3)    Não há provas conclusivas de que a pornografia seja prejudicial - Este argumento tem sido usado pelos defensores da pornografia em resposta a relatórios de comissões governamentais de diversos países para analisar os efeitos sociais, psicológicos e econômicos da pornografia. Muitas destas comissões concluíram que existe uma relação entre o consumo da pornografia e a violência contra mulheres e crianças, o crescimento dos índices de divórcio, de doenças venéreas e da AIDS, de abortos e de mães solteiras. Os defensores da pornografia argumentam, entretanto, que esta relação não pode ser provada com critérios científicos. Porém, não são necessários critérios científicos para provar o que é óbvio, ou seja, o papel decisivo da pornografia na escalada da imoralidade e suas conseqüências danosas. Muito embora não se possa responsabilizar exclusivamente a pornografia por todos os males da sociedade, ela certamente tem contribuído para os mesmos. Ela provoca a excitação e o despertamento sexual através de imagens que contêm cenas de nudez, sexo deturpado, homossexualismo, lesbianismo, degradação e humilhação da mulher e de crianças, criando nos consumidores uma inclinação para realizar na prática aquilo que seus olhos e mentes consomem.
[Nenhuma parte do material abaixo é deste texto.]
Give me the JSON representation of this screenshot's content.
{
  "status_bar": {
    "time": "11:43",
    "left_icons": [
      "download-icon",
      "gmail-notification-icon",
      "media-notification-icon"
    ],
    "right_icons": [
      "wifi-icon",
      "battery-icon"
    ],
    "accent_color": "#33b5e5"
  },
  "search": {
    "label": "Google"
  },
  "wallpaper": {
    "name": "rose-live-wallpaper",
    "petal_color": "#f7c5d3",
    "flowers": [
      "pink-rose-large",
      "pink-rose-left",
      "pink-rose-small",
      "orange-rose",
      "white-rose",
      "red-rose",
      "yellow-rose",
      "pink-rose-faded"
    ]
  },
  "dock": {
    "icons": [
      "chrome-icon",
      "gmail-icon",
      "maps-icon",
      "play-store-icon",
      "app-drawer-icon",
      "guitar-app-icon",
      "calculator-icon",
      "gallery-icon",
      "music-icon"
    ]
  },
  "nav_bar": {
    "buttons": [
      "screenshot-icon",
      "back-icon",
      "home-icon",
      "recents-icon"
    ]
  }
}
4)    O direito de livre expressão assegura a publicação e o consumo de material pornográfico - segundo os defensores da pornografia, à censura é coisa de regimes autoritários. Nas democracias modernas se assegura o direito de expressão a todos. Isto inclui, argumentam eles, o direito de se publicar material pornográfico e o direito de se consumir este material. Porém, os cristãos submetem suas consciências primeiramente à Lei de Deus. Se por um lado as Escrituras reconhecem a individualidade e a liberdade, por outro elas traçam muitos limites claros sobre o que se pode ver e meditar e aquilo com que ocupar a mente. Por exemplo, o Senhor Jesus proíbe que se tenha fantasia sexual olhando para uma mulher com intenção impura (Mt 5.28; cf. Ex 20.17; 2Sm 11.2; Jó 31.1; Fp 4.8; etc). A liberdade individual é controlada pela Lei de Deus. O crente não é livre para ocupar sua mente com qualquer coisa que deseje o seu coração. Muito embora as leis de um país assegurem a liberdade de expressão, para os cristãos tal liberdade é regulada pelos princípios da Palavra de Deus.
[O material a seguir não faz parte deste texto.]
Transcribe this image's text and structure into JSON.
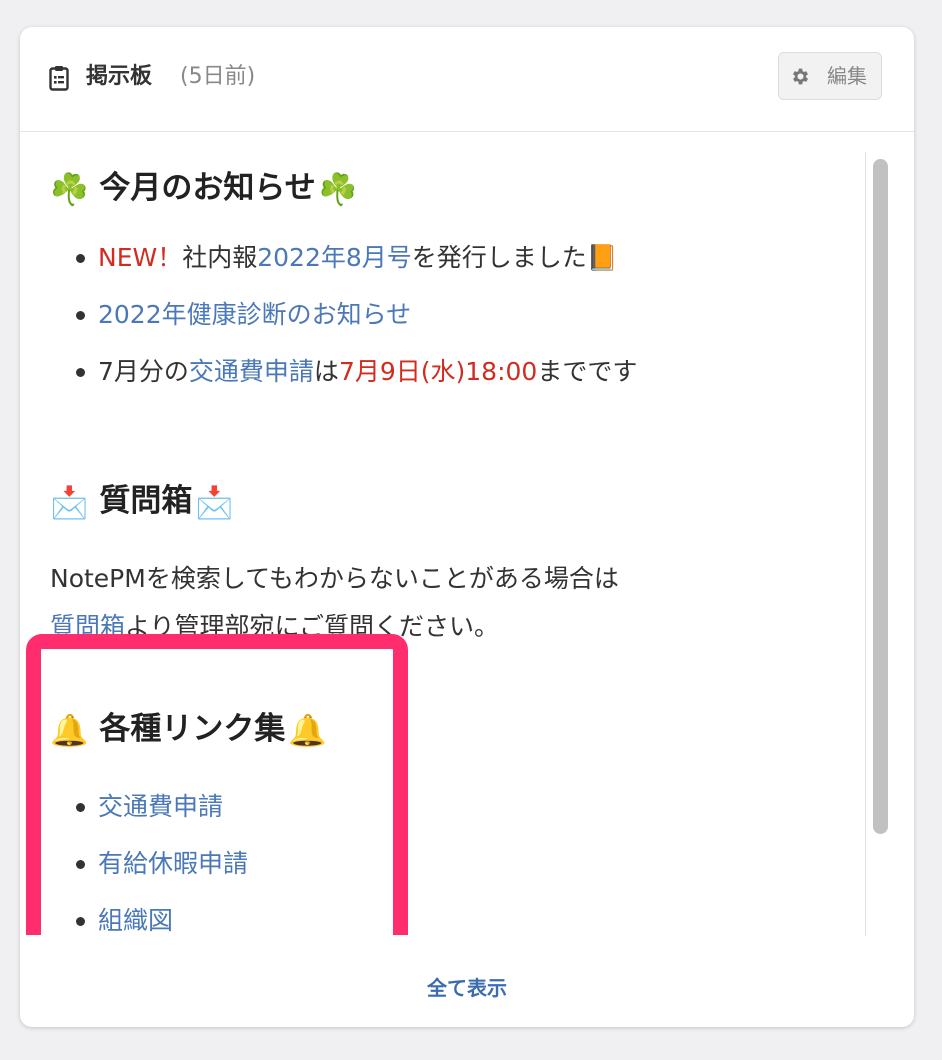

Outro aspecto é que em nome da liberdade de expressão os adolescentes ganham cada vez mais acesso à pornografia. Meninos de 12 a 17 anos são os maiores consumidores de porno¬grafia, segundo estatísticas recentes. Por isto, a indústria pornográfica procura viciá-los cada vez mais, para ter uma clientela segura com o passar dos anos.
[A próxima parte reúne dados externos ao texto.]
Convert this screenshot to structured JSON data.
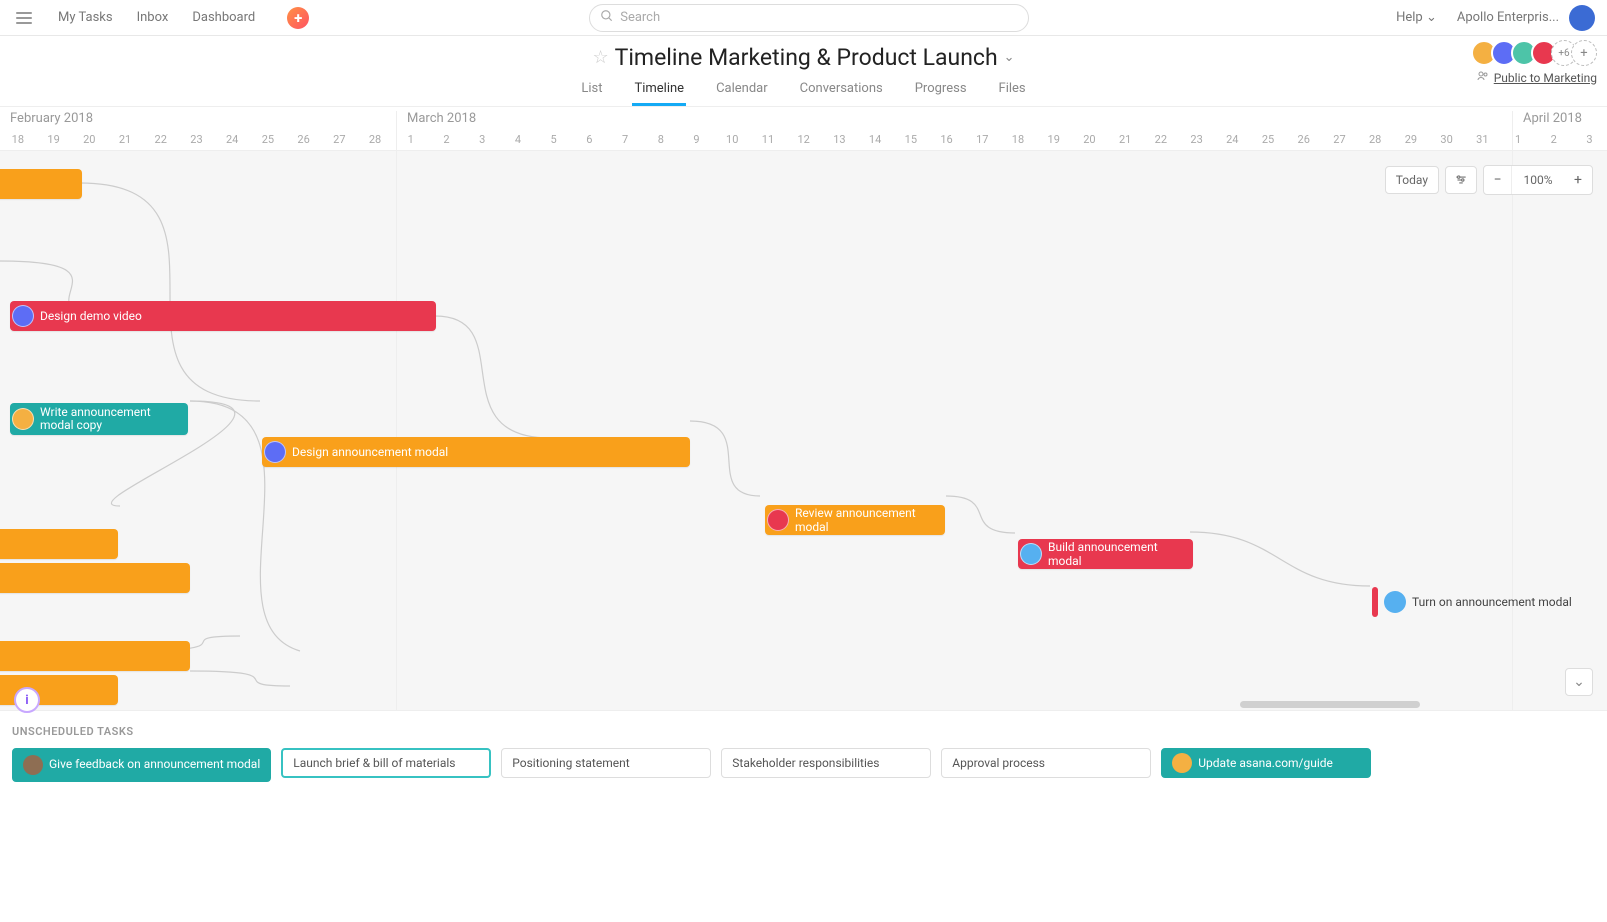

5)    A pornografia pode ser usada como terapia - Esta é uma defesa radical da pornografia apresen-tada inclusive por setores feministas. De acordo com esta posição, o uso da pornografia, que é acompanhado geralmente pela masturbação, provê uma forma de escape sexual para aqueles que - por quaisquer motivos - não têm um parceiro sexual, como as pessoas que estão longe de casa, pessoas que enviuvaram recentemente, estão isoladas por causa de alguma enfermidade ou simplesmente porque escolheram ficar sozinhas. Entretanto, o uso de pornografia e masturbação como meio de extravasamento do impulso sexual viola os princípios da Palavra de Deus quanto à pureza sexual e o emprego da mente e de nossa sexualidade. Além da determina¬ção das Escrituras para que os cristãos exerçam o domínio próprio nestas questões, existem ou¬tras maneiras de aliviar-se o impulso sexual, como a prática de exercícios físicos.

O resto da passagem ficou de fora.